Nous interroger sur les conséquences du conflit, c'est également prendre la mesure d'un danger qui pose la question de la gestion diplomatique française et européenne de cette crise – question qu'a également évoquée Jean-Paul Lecoq. Nous n'en sommes pas encore au « choc des civilisations » de Huntington, mais lorsqu'en Afrique on s'en prend à la France et qu'on glorifie la Russie, et lorsqu'en Amérique latine on en vient, au nom de l'anti-impérialisme américain, à soutenir Poutine contre l'agresseur américain et l'Otan, j'y vois un motif d'inquiétude profonde, notamment pour celles et ceux qui ont forgé leur engagement politique autour des luttes anti-impérialistes en Amérique latine. Pour certains en Afrique, en Amérique latine et au Moyen-Orient, le dictateur impérialiste Poutine serait devenu le héros d'un nouveau mouvement des non-alignés. Comment n'avons-nous pas pu empêcher cela ?

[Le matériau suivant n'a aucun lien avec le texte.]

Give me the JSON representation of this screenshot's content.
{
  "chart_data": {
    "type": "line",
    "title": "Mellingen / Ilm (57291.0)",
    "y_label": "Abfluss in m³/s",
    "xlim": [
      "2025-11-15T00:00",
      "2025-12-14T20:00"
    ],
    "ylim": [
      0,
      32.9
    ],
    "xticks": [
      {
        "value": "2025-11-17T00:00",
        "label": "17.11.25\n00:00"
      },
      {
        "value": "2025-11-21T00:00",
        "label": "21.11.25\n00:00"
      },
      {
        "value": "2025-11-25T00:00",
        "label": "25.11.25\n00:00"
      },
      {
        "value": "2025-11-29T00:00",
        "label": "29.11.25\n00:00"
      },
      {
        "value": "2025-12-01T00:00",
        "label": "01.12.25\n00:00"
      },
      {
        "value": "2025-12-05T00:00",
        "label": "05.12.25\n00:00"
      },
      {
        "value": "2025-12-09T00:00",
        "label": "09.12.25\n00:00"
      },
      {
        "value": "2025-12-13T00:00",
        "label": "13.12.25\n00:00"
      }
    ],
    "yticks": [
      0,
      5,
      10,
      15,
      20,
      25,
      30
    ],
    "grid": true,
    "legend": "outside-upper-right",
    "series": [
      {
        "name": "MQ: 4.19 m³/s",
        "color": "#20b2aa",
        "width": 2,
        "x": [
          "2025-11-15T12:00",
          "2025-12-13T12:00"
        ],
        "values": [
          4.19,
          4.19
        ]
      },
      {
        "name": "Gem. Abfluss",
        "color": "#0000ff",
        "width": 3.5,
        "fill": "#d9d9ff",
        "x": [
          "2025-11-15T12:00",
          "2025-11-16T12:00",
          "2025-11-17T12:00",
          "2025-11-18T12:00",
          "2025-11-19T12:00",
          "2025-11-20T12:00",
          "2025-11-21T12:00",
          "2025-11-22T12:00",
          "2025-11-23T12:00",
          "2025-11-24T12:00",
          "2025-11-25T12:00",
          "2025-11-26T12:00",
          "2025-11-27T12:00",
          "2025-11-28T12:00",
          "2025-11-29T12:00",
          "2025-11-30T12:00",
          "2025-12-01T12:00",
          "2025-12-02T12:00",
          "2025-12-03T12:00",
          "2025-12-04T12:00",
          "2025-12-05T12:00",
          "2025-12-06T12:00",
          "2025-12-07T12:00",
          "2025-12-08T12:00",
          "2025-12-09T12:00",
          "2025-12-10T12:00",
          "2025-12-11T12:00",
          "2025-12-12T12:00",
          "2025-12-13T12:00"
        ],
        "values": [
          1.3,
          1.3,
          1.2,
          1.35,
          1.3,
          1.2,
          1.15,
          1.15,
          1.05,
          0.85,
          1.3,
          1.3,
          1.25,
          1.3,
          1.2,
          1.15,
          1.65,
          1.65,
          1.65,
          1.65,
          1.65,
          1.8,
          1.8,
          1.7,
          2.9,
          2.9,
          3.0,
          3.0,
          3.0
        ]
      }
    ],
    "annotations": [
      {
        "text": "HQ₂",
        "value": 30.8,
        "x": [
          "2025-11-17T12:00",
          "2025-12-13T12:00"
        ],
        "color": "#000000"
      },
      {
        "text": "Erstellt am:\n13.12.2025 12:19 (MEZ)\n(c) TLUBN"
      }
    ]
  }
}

Ce risque nous incite aussi à nous interroger sur notre diplomatie. Il ne doit évidemment rien enlever – bien au contraire – à notre détermination à soutenir l'Ukraine, aujourd'hui comme demain, mais il nous impose de convaincre partout de qui est l'agresseur et de qui est l'agressé. Il faut donc pratiquer une diplomatie exemplaire – mais nous aurons d'autres occasions d'avoir ce débat, madame la ministre des affaires étrangères.
S'il existe un impérialisme, c'est bien celui du régime russe. C'est bien la Russie impérialiste et dictatoriale qui s'en est prise à un pays démocratique, qui tente d'annexer l'Est de l'Ukraine comme la Crimée en 2014, et qui envoie sa milice Wagner, composée de repris de justice, en Ukraine comme en Afrique ou au Proche-Orient, pour soutenir des dictatures comme celle de Bachar al-Assad.
À l'heure où Vladimir Poutine et son allié tchétchène Ramzan Kadyrov agitent la menace nucléaire, la priorité absolue réside dans la désescalade. Plus que jamais, les défenseurs de la démocratie doivent continuer d'afficher leur unité pour s'opposer à la spirale de la guerre et de l'impérialisme.